He's not talking about bootlegging Evo DVDs. He's talking about the fact that Evo DVDs are copyright infringement.

Where is UltraDavid? He's our resident intellectual property/copyright attorney in training.

SNAAAAKE
06-17-2007, 02:17 PM
copyright infringement for what...exactly :confused: ??

Panicked
06-17-2007, 02:19 PM
copyright infringement for what...exactly :confused: ??

Using Capcom/Namco/etc's image and music for profit.

Gasp
06-17-2007, 02:21 PM
http://forums.shoryuken.com/showthread.php?t=123269

In a nut shell, yes, capcom/snk/arc sys/namco bandai/nintendo/sega lets all this copyright infringement slide because it helps sell their product.

rsigley
06-17-2007, 04:05 PM
http://forums.shoryuken.com/showthread.php?t=123269

In a nut shell, yes, capcom/snk/arc sys/namco bandai/nintendo/sega lets all this copyright infringement slide because it helps sell their product.

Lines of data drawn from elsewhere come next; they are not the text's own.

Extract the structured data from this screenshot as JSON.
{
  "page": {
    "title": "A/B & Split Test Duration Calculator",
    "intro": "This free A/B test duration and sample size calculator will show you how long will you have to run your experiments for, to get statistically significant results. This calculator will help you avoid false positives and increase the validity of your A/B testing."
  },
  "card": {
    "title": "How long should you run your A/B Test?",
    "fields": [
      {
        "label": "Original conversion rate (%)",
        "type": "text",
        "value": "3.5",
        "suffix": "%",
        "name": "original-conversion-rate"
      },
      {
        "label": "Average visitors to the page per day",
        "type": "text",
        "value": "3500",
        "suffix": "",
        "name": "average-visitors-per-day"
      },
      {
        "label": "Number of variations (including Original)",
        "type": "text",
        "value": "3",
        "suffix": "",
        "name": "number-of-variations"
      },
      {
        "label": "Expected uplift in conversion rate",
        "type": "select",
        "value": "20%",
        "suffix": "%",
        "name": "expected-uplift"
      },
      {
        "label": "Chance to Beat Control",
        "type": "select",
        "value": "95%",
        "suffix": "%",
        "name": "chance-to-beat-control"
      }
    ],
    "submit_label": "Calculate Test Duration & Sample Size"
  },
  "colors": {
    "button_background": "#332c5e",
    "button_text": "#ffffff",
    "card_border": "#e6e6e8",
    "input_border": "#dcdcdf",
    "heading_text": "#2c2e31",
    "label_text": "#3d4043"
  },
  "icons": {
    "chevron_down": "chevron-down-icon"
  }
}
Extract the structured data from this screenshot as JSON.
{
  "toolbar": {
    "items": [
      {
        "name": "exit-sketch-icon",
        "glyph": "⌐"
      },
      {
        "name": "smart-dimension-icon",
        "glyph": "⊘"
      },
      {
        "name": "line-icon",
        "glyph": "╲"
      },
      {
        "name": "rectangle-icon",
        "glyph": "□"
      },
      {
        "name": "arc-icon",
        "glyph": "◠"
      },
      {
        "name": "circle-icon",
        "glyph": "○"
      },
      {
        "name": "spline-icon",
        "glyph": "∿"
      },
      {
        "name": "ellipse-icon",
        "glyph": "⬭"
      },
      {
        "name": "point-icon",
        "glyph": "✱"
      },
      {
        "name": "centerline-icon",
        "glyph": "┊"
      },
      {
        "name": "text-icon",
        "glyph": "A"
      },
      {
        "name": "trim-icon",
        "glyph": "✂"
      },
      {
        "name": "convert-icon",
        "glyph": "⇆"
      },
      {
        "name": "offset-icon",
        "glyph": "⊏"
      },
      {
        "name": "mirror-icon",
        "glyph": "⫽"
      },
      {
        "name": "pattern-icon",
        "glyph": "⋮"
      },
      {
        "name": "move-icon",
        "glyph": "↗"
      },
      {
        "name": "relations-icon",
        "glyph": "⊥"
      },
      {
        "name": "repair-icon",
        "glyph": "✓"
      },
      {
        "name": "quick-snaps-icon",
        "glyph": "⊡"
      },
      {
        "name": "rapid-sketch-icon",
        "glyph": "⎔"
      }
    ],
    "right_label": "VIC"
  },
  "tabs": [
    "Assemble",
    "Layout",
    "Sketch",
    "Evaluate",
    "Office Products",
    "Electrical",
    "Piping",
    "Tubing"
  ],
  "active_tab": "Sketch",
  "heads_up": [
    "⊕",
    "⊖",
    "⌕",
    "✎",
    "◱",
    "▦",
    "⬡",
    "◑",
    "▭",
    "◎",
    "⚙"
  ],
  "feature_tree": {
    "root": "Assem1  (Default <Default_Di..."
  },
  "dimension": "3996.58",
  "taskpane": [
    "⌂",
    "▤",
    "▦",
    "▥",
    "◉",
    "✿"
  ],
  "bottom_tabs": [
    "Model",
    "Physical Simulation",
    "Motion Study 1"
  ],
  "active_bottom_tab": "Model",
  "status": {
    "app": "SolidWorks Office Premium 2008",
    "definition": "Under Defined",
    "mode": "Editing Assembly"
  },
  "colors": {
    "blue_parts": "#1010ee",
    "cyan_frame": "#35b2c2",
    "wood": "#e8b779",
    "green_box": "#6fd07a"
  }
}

didn't sega threaten to sue srk which is why they had to stop selling virtua fighter footage from an older evo?

UltraDavid
06-17-2007, 04:54 PM
didn't sega threaten to sue srk which is why they had to stop selling virtua fighter footage from an older evo?That's what I've heard but I've never asked to confirm it. I've also heard that SBO had to get Sega's written permission to show VF vids.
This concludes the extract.